In late 2009, then-Secretary of the Interior Ken Salazar announced a new conservation program, the “Treasured Landscape Initiative.” Based on Salazar’s experience in Colorado, the effort sought to promote collaboration between public lands managers and private property owners on a large geographic scale. Embraced by many in the preservation and environmental protection communities, the idea generated a less enthusiastic response among some critics of federal land management, especially in the West. (See an earlier article we ran on Secretary Salazar’s legacy here)
A series of listening sessions to promote the Treasured Landscape approach were held across the country with different regions applying for recognition and support. I attended one such meeting in Annapolis, MD. After leaving the well-attended gathering, I wondered how Salazar’s Treasured Landscapes vision would transform the conservation of large landscapes. Would it lead to changes in funding, land ownership, and the centrality of partnerships?
A decade later, the term “treasured landscapes” is rarely used. Many of the principles driving Salazar and program supporters remain popular, but the formal effort itself received little visible support from the Secretary’s successors. Why did the initiative disappear so quickly?
As I thought about the fate of the Treasured Landscape Initiative, it made me wonder why some programs or ideas seem to gain traction and staying power, while others fade from view. The Land and Water Conservation Fund, for example, has been a relatively durable initiative –albeit one that suffers from chronic under-funding and now, after more than fifty years, legislative uncertainty.
I would argue that at least part of the LWCF’s longevity lies in its origins as a recommendation of the Outdoor Recreation Resources Review Commission (ORRRC). The ORRRC was bi-partisan and importantly enjoyed support from the legislative and executive branches. Its final recommendations, though clearly supported by Secretary Stewart Udall, also had the backing of members of Congress and a broad coalition of non-governmental organizations, ranging from labor unions, to hunting and fishing groups, some businesses, and conservation organizations. In other words, in 1962, when the ORRRC issued its final report calling for a grant program aimed at land conservation, it was not seen as an “Udall” product. Also, important, of course, were the facts that the LWCF had a legislative mandate and a funding source.

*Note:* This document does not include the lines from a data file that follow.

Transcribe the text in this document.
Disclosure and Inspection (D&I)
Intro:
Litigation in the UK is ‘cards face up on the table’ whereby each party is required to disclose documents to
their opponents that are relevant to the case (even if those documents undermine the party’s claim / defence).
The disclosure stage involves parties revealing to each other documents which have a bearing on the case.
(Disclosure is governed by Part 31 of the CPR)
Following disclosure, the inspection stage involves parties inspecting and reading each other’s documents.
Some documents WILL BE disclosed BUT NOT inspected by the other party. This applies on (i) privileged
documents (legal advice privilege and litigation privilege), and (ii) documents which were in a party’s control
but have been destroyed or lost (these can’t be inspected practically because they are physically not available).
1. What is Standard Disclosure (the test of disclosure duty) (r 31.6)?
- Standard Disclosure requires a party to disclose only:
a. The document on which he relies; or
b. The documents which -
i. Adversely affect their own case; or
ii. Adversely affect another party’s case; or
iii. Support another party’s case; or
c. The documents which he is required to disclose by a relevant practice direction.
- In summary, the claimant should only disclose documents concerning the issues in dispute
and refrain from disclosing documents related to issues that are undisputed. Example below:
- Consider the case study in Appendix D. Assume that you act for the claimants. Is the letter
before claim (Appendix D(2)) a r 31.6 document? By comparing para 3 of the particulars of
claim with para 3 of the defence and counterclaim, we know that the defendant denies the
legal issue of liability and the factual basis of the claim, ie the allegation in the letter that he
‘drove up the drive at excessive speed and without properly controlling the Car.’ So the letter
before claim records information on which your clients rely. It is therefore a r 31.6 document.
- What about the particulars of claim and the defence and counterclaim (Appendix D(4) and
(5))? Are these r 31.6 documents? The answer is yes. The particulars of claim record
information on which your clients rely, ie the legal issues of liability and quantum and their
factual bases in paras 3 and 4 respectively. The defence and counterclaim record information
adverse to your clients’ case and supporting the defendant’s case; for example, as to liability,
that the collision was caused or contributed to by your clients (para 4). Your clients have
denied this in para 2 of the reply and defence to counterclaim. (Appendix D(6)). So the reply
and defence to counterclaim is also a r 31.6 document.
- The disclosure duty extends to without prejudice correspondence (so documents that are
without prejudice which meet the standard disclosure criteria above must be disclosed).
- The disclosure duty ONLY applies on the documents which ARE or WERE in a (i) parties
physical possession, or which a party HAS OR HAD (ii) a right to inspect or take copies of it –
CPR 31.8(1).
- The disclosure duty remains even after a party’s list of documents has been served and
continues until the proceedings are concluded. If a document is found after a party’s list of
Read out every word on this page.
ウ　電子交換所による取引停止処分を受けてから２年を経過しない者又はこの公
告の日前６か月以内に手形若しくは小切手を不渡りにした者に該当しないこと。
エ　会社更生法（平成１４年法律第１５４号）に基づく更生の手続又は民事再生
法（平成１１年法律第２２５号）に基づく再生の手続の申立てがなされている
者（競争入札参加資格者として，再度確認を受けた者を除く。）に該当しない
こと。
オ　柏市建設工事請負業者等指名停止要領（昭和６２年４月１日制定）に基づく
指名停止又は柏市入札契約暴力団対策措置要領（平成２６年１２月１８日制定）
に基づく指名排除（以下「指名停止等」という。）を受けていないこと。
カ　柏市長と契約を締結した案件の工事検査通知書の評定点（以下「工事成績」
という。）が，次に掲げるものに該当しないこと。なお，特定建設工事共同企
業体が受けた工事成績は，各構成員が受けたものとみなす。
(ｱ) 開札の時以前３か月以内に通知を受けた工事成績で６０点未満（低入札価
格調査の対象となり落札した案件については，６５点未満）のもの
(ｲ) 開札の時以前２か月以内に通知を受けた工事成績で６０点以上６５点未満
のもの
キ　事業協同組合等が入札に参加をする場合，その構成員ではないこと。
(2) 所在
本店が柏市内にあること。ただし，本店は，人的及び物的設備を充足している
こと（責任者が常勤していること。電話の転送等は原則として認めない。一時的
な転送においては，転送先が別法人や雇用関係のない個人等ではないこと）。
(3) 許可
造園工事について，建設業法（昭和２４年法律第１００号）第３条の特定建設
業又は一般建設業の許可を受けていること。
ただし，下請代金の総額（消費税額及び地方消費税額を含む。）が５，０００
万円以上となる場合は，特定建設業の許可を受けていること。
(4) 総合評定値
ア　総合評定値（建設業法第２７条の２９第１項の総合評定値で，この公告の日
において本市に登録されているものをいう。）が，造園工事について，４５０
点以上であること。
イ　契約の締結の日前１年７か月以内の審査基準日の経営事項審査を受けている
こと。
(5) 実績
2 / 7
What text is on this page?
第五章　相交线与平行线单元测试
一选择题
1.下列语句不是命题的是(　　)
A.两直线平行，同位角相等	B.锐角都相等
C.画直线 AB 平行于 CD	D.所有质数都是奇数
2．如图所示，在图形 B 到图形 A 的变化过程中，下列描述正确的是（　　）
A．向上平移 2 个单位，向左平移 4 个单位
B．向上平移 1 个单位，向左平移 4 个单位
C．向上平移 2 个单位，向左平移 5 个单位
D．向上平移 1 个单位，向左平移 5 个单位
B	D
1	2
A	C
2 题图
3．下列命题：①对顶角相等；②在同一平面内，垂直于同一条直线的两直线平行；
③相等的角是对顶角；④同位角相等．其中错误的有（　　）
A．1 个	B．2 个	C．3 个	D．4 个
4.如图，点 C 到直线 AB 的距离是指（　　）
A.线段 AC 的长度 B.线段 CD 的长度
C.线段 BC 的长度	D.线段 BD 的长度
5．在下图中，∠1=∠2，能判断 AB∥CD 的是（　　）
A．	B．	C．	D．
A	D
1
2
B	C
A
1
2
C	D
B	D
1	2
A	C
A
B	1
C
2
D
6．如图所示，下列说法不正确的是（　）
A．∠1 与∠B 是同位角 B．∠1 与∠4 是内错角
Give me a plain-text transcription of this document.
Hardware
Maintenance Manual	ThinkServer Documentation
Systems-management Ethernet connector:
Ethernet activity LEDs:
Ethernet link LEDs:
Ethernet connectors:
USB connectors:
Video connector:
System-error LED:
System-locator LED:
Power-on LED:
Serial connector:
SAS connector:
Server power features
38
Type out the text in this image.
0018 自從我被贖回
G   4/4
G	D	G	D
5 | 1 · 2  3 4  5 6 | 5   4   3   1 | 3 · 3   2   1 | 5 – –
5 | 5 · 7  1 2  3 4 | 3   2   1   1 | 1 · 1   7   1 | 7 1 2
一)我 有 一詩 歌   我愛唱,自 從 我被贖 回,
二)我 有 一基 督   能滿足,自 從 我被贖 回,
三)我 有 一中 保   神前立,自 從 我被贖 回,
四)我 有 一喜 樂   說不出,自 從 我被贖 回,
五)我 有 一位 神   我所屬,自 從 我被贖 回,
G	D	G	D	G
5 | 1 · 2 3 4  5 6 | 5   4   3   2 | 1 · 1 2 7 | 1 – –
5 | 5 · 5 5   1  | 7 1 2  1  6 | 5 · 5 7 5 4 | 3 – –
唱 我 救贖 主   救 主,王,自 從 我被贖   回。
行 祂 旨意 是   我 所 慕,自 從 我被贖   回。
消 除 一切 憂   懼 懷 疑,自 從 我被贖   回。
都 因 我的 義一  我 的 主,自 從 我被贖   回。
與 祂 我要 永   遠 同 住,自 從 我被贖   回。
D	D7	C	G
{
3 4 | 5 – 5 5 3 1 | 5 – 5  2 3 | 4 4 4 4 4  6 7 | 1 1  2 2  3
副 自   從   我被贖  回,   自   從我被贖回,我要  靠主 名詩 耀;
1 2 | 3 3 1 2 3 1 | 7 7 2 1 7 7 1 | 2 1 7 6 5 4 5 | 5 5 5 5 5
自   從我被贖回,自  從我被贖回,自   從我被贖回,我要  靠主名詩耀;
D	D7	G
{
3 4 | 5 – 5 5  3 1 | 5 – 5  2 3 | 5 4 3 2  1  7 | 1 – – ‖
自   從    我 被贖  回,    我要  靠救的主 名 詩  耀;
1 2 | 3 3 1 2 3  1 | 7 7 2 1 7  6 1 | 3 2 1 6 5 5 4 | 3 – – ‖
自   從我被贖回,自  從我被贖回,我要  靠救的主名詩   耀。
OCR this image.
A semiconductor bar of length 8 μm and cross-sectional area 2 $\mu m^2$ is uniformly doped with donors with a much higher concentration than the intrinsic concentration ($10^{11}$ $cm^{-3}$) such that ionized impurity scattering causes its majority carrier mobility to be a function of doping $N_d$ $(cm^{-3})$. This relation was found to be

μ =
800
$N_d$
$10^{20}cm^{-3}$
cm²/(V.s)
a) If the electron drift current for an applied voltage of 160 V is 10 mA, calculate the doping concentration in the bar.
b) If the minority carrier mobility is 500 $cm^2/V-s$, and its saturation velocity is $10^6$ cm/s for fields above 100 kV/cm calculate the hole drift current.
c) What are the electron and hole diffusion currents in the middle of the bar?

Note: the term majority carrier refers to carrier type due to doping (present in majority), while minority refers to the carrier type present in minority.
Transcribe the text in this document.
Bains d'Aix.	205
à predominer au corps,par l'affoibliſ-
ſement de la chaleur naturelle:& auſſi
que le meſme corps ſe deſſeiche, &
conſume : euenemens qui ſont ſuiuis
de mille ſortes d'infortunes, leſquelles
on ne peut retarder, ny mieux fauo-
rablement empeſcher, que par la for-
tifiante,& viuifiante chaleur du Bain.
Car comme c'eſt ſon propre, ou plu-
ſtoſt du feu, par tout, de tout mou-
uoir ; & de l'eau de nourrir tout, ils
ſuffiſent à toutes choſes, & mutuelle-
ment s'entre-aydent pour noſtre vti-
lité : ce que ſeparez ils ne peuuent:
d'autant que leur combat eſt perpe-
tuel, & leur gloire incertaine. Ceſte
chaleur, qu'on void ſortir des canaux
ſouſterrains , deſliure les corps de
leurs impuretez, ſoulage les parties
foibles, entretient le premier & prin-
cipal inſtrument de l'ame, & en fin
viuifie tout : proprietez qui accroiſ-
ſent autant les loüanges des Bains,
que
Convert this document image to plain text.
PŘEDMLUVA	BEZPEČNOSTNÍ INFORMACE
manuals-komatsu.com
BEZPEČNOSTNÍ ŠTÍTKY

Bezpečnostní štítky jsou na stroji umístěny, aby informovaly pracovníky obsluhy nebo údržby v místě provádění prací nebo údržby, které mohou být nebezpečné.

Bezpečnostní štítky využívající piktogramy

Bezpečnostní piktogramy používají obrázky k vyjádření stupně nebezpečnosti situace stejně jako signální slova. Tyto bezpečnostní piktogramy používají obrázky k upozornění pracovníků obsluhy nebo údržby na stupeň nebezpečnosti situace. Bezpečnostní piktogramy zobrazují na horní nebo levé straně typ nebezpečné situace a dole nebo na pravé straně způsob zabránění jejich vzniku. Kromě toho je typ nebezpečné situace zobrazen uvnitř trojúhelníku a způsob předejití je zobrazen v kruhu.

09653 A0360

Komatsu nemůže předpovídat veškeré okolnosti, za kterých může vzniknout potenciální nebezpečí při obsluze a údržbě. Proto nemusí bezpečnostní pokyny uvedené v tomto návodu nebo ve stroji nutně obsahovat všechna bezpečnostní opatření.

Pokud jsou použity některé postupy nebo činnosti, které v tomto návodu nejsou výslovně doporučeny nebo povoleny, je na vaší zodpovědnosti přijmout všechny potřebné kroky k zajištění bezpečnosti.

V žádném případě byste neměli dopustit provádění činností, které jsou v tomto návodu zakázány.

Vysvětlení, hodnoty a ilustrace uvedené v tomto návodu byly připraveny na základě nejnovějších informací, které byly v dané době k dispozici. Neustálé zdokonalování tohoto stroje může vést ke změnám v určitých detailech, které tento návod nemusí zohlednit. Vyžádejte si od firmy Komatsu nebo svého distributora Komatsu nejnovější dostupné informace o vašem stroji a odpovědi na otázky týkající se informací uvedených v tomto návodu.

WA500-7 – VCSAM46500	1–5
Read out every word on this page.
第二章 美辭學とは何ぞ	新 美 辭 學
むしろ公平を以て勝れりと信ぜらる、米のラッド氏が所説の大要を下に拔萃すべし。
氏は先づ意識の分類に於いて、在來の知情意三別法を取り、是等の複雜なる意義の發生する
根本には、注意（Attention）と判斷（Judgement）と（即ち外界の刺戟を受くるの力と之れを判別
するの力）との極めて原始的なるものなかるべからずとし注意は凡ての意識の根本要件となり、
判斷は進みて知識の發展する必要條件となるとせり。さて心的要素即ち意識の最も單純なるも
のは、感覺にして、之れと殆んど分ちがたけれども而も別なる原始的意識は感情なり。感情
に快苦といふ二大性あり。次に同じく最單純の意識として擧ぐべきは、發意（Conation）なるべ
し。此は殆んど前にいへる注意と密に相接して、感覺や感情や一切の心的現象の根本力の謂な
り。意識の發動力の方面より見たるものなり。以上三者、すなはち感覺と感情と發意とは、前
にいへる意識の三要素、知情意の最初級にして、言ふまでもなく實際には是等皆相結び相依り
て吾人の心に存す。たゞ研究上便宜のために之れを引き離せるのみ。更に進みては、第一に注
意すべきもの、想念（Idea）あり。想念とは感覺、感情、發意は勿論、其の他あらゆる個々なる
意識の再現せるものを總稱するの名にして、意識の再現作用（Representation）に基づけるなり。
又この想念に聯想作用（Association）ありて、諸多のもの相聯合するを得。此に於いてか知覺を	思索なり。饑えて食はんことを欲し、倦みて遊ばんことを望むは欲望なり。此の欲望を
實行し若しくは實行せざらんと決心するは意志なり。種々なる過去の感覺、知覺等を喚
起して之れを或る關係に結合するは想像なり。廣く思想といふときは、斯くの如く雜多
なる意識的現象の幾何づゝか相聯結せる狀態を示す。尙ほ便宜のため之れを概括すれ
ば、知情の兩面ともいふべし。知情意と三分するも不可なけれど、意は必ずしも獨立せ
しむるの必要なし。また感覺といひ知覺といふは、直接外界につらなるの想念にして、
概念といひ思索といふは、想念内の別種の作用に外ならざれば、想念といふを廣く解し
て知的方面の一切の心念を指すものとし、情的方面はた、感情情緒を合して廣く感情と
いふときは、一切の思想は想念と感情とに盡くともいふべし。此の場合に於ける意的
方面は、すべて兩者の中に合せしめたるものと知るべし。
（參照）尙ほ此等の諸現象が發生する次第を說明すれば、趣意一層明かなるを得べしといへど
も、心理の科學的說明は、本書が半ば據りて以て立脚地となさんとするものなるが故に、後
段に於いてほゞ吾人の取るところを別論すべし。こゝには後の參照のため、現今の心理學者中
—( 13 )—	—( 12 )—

Another factor that can influence program longevity is having origins (and thus a base of support) within a particular agency or bureau. The Pennsylvania Heritage Areas (initially called heritage parks) is an example of this phenomenon. The concept of heritage parks did not originate in Pennsylvania, but , during the 1980s and 1990s, savvy officials within a variety of Pennsylvania state agencies, including the now defunct Department of Community Affairs, championed the idea and led the effort to establish a formal program. They cultivated legislative and community partners (who, of course, were also essential!), while maintaining an active role over management. This approach, where support comes from within an established bureaucracy, can also be effective in ensuring a program’s survival, even during especially tough budget cycles.
What do you see as the keys to program sustainability? Is it important that an effort, especially one that identifies or labels landscapes (to create a new system, for example), be able to survive over time? Please share your thoughts.